3 ways data can make Solar for All a massive success
Earlier this week, the Biden administration made an Earth Day splash by announcing the recipients of its highly-anticipated Solar for All grants. Sixty awardees – spanning states, territories, Tribal governments, municipalities, and nonprofits – will receive a combined $7 billion to bring solar power to over 900,000 households across the country.
Each project will be geared toward expanding access to solar power in low-income and disadvantaged communities, ensuring the communities that need it most are able to experience lower energy bills, new job opportunities, and a decreased reliance on fossil fuels.

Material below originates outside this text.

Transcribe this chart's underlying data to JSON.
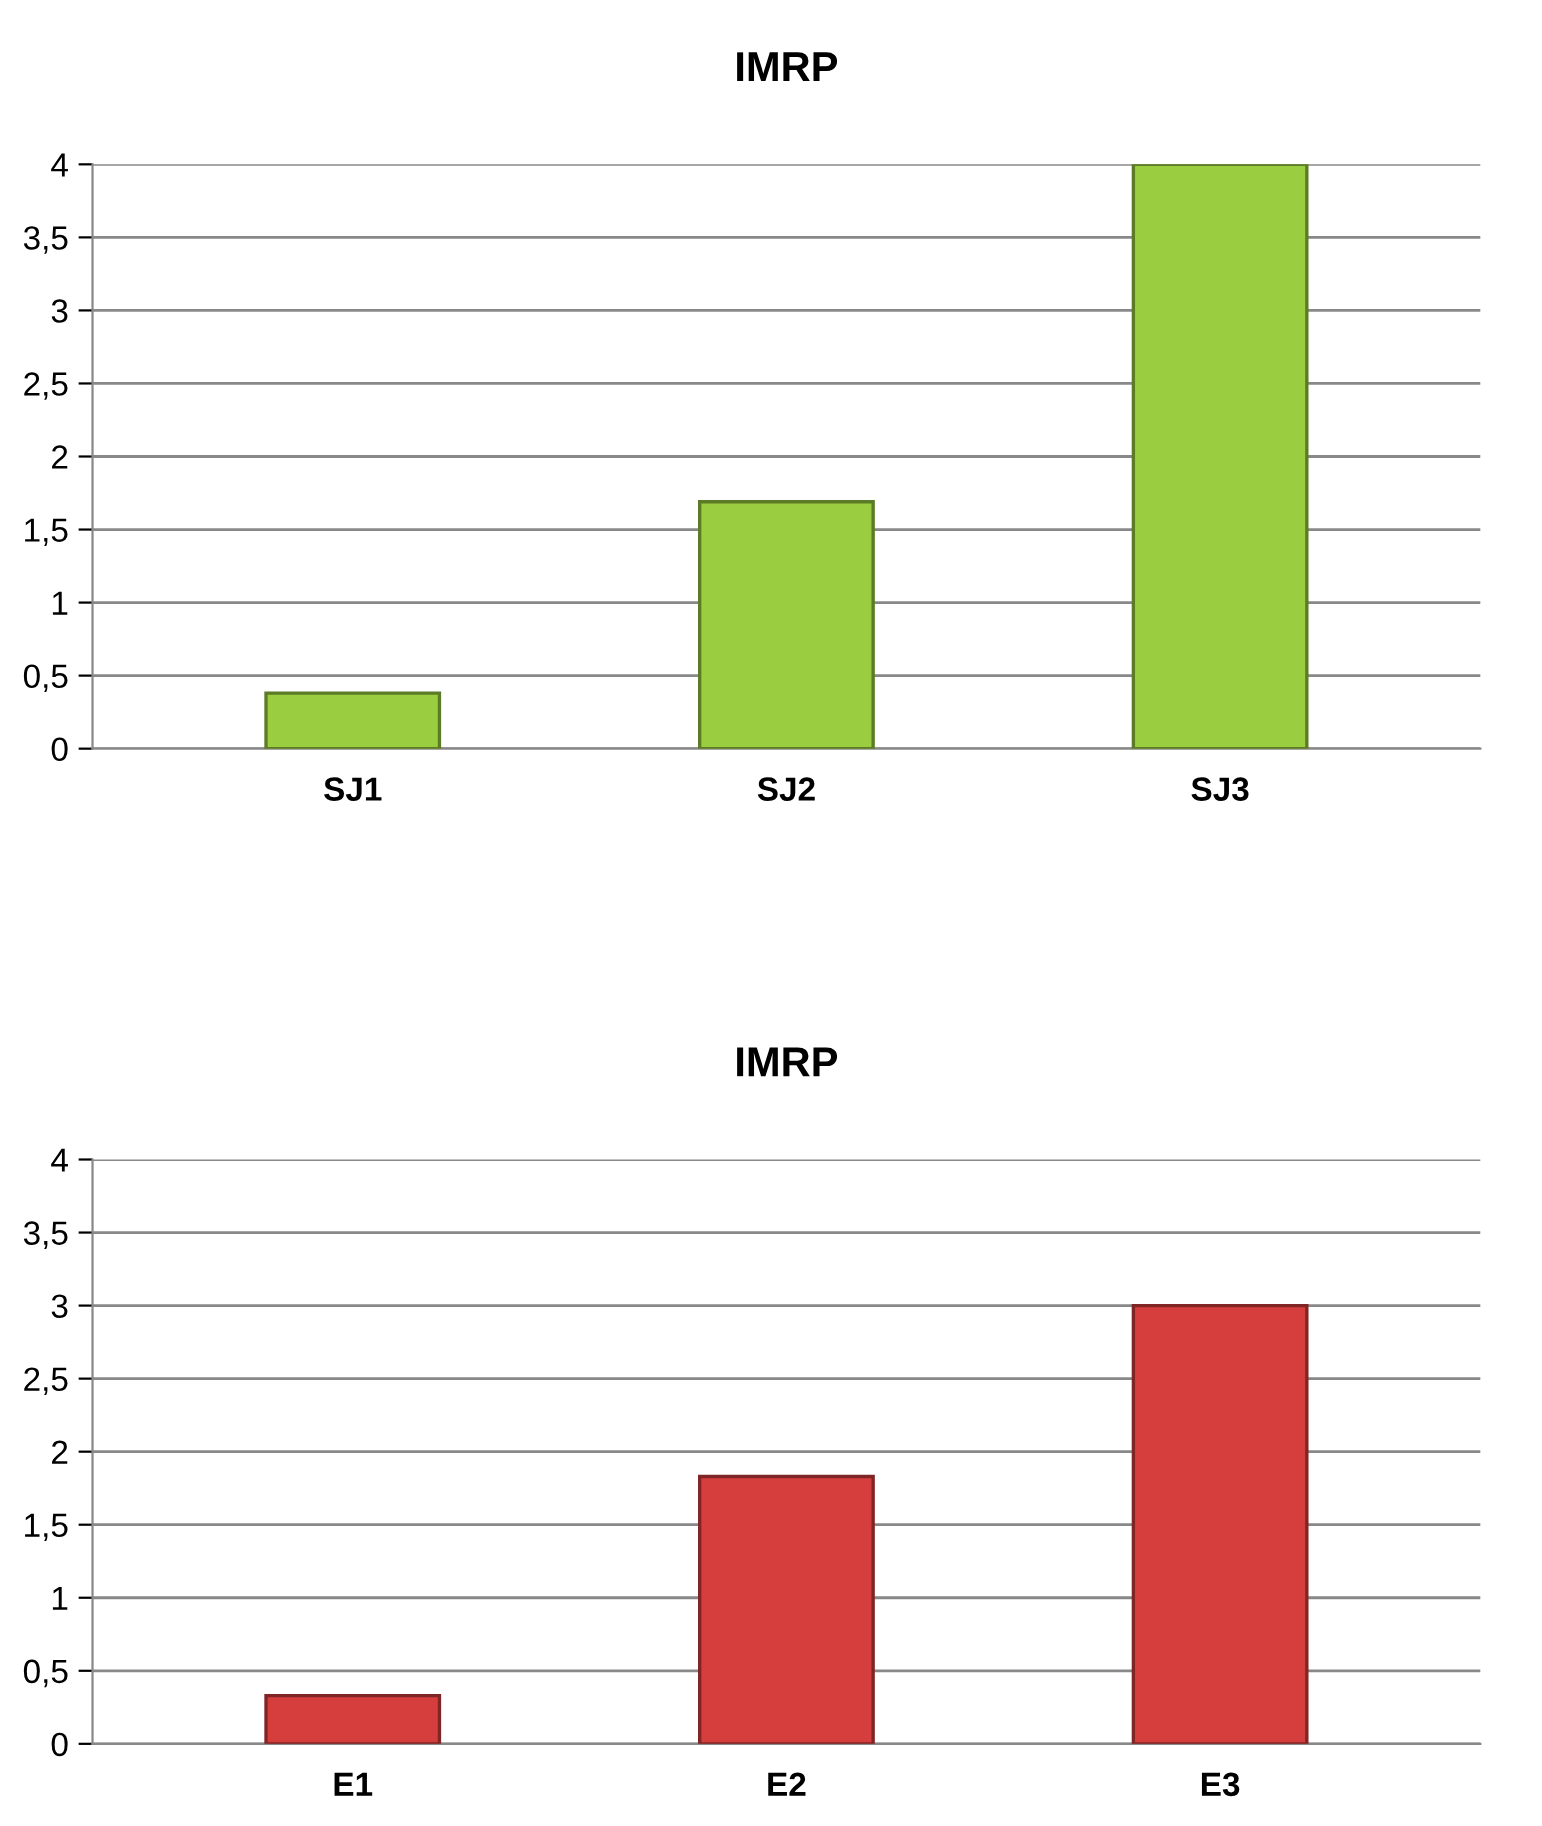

Deploying these projects quickly and efficiently for the maximum impact (both cost savings and climate impact) comes down to one thing: data. Here are three key ways to leverage data and make Solar for All a success.
Use data to qualify homes
To achieve Solar for All’s goal of expanding solar access to 900,000 US households – either through rooftop solar installations or community solar programs – implementers will need to identify and qualify households as quickly and cheaply as possible. This can be done by leveraging different types of data: permit data, utility data, and modeling data.
Household-level permit data, accessible through companies like Shovels.AI, can quickly identify which households, for example, will need a new roof as part of the program. Household utility data, accessible through UtilityAPI, can identify households with high utility bills or past-due utility bills that will benefit the most from the program. And solar modeling companies like Aurora Solar can leverage a wide variety of data sources to model a solar system design in a matter of minutes.
All of this data can be collected and utilized before a community-based organization engages with a household, keeping costs low and maximizing the program’s impact. As recipients develop their go-to-market plans and strategies, they should work to keep data at the center of their engagement strategy.
Use data to quantify emissions savings
Reducing carbon emissions is a cornerstone of the Solar for All program, but many states and implementing partners are planning to use existing tools that estimate emissions savings instead of actually measuring them. Here again, is another opportunity for Solar for All recipients to leverage data to keep costs low and program accountability high.
One example of how this could work is WattCarbon’s Energy Attribute Tracking System (WEATS), which uses customer usage data to quantify the emissions impacts of different distributed energy resources, including rooftop solar, on an hour-by-hour basis across the country. Because the power grid is cleaner in some places than others, solar deployed in Georgia will have a different impact than solar deployed in Nevada, and how solar impacts each household’s energy usage will vary.
Now is the time to retire old models that estimate carbon emissions and leverage data to precisely and transparently track emissions impacts on a household-by-household basis.
Support data access platforms to make data available
Finally, the Solar for All program and the rest of the Inflation Reduction Act create a generational opportunity to advance the deployment of data access platforms nationwide.
Roughly a decade after the Obama administration initiated the Green Button initiative, utilities across the country have made progress in making customer data securely and digitally accessible to the clean energy industry, but much work remains.
To maximize the impact of Solar for All and all of the other new federal programs, governors, mayors, legislatures, and all stakeholders nationwide should come together to support investment in data access platforms. Doing so will save time, money, and hassle – all precious commodities as the impacts of climate change accelerate.